Quite a few chiefs of staff have been at the center of political tempests over the years. Nevertheless, Eizenkot is the first to spark such a firestorm over a statement as banal as the one he made. Ya’alon had came under serious fire when he served as chief of staff, when he was thought to oppose Prime Minister Ariel Sharon’s 2005 Gaza disengagement. During a 2004 visit to the Erez Crossing, just months before the plan's implementation, Ya’alon told journalists, “The connection between an increase in terrorist attacks and talk of a withdrawal should not be discounted.” He repeated his position on other occasions, and as a result, his term was not extended. In contrast, Ehud Barak, who served as chief of staff during the Oslo Accord, emerged unscathed after saying of the agreement, “This deal is as full of holes as Swiss cheese.”

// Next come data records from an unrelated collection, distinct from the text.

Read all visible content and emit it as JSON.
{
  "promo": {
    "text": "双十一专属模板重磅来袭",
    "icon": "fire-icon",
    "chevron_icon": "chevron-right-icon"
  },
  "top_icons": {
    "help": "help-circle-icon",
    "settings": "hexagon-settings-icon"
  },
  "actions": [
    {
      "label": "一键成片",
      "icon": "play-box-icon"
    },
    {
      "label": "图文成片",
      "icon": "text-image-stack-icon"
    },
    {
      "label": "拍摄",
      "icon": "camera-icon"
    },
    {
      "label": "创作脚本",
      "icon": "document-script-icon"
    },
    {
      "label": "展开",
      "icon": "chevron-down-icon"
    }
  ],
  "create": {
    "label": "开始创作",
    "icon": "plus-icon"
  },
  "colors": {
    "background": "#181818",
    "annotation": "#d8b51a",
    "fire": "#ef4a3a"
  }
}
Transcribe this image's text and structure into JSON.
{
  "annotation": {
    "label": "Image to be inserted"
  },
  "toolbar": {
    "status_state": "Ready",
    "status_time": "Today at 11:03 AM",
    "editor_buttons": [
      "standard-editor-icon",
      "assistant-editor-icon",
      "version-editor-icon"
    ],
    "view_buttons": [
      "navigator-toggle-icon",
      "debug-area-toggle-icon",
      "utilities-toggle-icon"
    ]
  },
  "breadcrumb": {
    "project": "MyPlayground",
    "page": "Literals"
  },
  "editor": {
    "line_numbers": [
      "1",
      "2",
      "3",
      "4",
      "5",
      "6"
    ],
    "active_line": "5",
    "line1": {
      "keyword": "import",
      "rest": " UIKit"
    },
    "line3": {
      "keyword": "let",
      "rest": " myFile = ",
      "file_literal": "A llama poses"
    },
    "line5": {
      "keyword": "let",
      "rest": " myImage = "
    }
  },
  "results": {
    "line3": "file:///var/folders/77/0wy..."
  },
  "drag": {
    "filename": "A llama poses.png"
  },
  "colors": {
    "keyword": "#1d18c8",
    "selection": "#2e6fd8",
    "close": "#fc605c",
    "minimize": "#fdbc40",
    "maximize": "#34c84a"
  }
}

Since being appointed chief of staff in February 2015, Eizenkot has managed to upset politicians on the right, especially those from HaBayit HaYehudi, on more than one occasion. When he decided to strip the Military Rabbinate of some of its authority, Yogev attacked him, claiming, “These attempts to damage the Military Rabbinate’s authority to connect soldiers to the Jewish people’s values are damaging to the IDF’s strength and fighting spirit, and to the security of Israel.” Later, Eizenkot reprimanded the chief military chaplain, Rabbi Rafi Peretz, after discovering that he had awarded special payment benefits to officers in the Military Rabbinate without justification. Now, after Eizenkot's talk about the rules of engagement, Knesset members from HaBayit HaYehudi have marked him as problematic.
As usual, Prime Minister Benjamin Netanyahu was late entering the fray. It was only at the Feb. 21 Cabinet meeting, more than three days after the incident flared, that he offered his support to Eizenkot, who happened to be in attendance. Yet, it was limited to only a few brief comments. There was no reprimand of Katz or other members of HaBayit HaYehudi for the nonsense they had spewed. Like them, Netanyahu’s main considerations are political. He wants to benefit from what happened, even if it is at the expense of the chief of staff. Netanyahu is fully aware of how frustrated the public, especially on the right, is about the ongoing wave of terror and is therefore afraid to be seen as being too moderate. On the other hand, after three days of hearing how he had abandoned his chief of staff, Netanyahu decided that he had no choice. His affected statement of support truly reflects the spirit of the times.